Forty five studies were included in the review, of which 41 were diagnostic accuracy studies that enrolled at least 2,491 participants and analysed at least 2,334. Five were prognostic studies that enrolled at least 1,785 participants (1,778 analysed). The quality of the 21 full text studies was reasonably good with an appropriate reference standard and avoidance of verification bias.
The pooled sensitivity of 64-slice CT was 99 per cent (95% CrI: 97%, 99%, 18 studies). Specificity was 89 per cent (95% CrI: 83%, 94%) for patient-based detection of significant CAD (at least 50 per cent stenosis). The median negative predictive value (NPV) was 100 per cent (range 86 per cent to 100 per cent) and median PPV 93 per cent (95% CIr: 64%, 100%). Eleven of 718 patients (2 per cent) could not be assessed as scans were unreadable. There was no evidence of statistically significant heterogeneity.
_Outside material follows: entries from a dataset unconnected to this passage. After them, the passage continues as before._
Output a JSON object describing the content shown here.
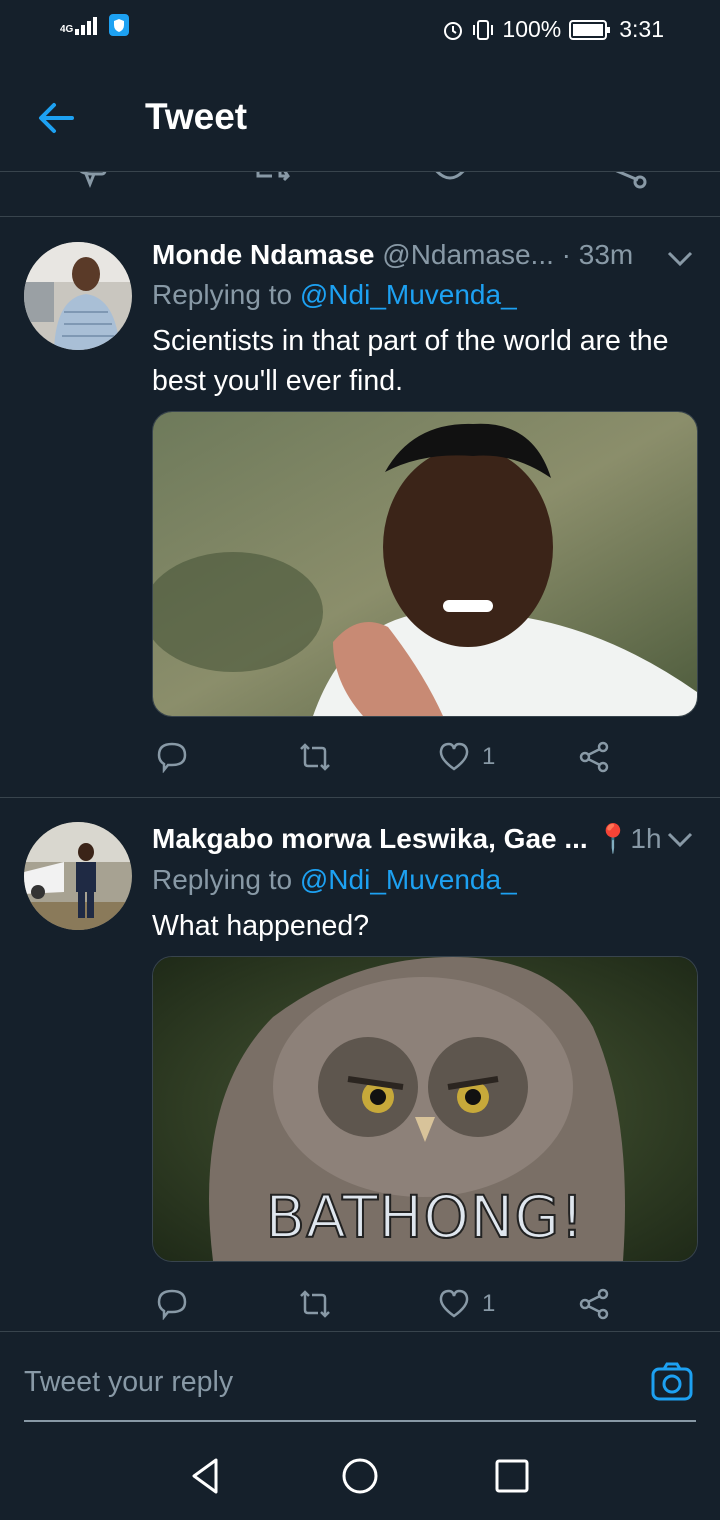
{
  "status_bar": {
    "network": "4G",
    "battery_pct": "100%",
    "time": "3:31"
  },
  "header": {
    "title": "Tweet",
    "back_icon": "arrow-left-icon"
  },
  "tweets": [
    {
      "display_name": "Monde Ndamase",
      "handle": "@Ndamase...",
      "time": "· 33m",
      "replying_to_prefix": "Replying to",
      "replying_to": "@Ndi_Muvenda_",
      "text": "Scientists in that part of the world are the best you'll ever find.",
      "media": "reaction-gif-man-shrugging",
      "likes": "1"
    },
    {
      "display_name": "Makgabo morwa Leswika, Gae ...",
      "handle": "",
      "location_emoji": "📍",
      "time": "1h",
      "replying_to_prefix": "Replying to",
      "replying_to": "@Ndi_Muvenda_",
      "text": "What happened?",
      "media_caption": "BATHONG!",
      "likes": "1"
    }
  ],
  "reply_bar": {
    "placeholder": "Tweet your reply"
  },
  "colors": {
    "background": "#15202b",
    "accent": "#1da1f2",
    "muted": "#8899a6",
    "divider": "#38444d"
  }
}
For segment-level analysis pooled sensitivity was 90 per cent (95% CrI: 85%, 94%, 17 studies). Specificity was higher (97%, 95% CrI: 95%, 98%). The median NPV was 99 per cent (range 95 per cent to 100 per cent). The median PPV was 76 per cent (95% crI: 44%, 93%). Pooled estimates for bypass graft analysis were 99 per cent sensitivity (95% CrI 95%, 100%) and 96 per cent specificity (95% CrI: 86%, 99%). Stent analysis pooled sensitivity was 89 per cent (95% CrI: 68%, 97%) and specificity 94 per cent (95% CrI: 83%, 98%). Statistically significant heterogeneity was detected for both sensitivity (I2 = 80.1%) and specificity (I2 = 95.1%).
Results were also reported at the level of individual arteries.
Prognostic studies reported good NPV in 64-slice CT in low-risk participants with suspected acute coronary syndrome at short-term follow-up (three studies). Another study reported no significant increase in numbers of diagnostic interventions in the year following introduction of 64-slice CT. A final study reported that invasive CA was avoided in 398 of 486 patients (82 per cent) over six months following introduction of 64-slice CT.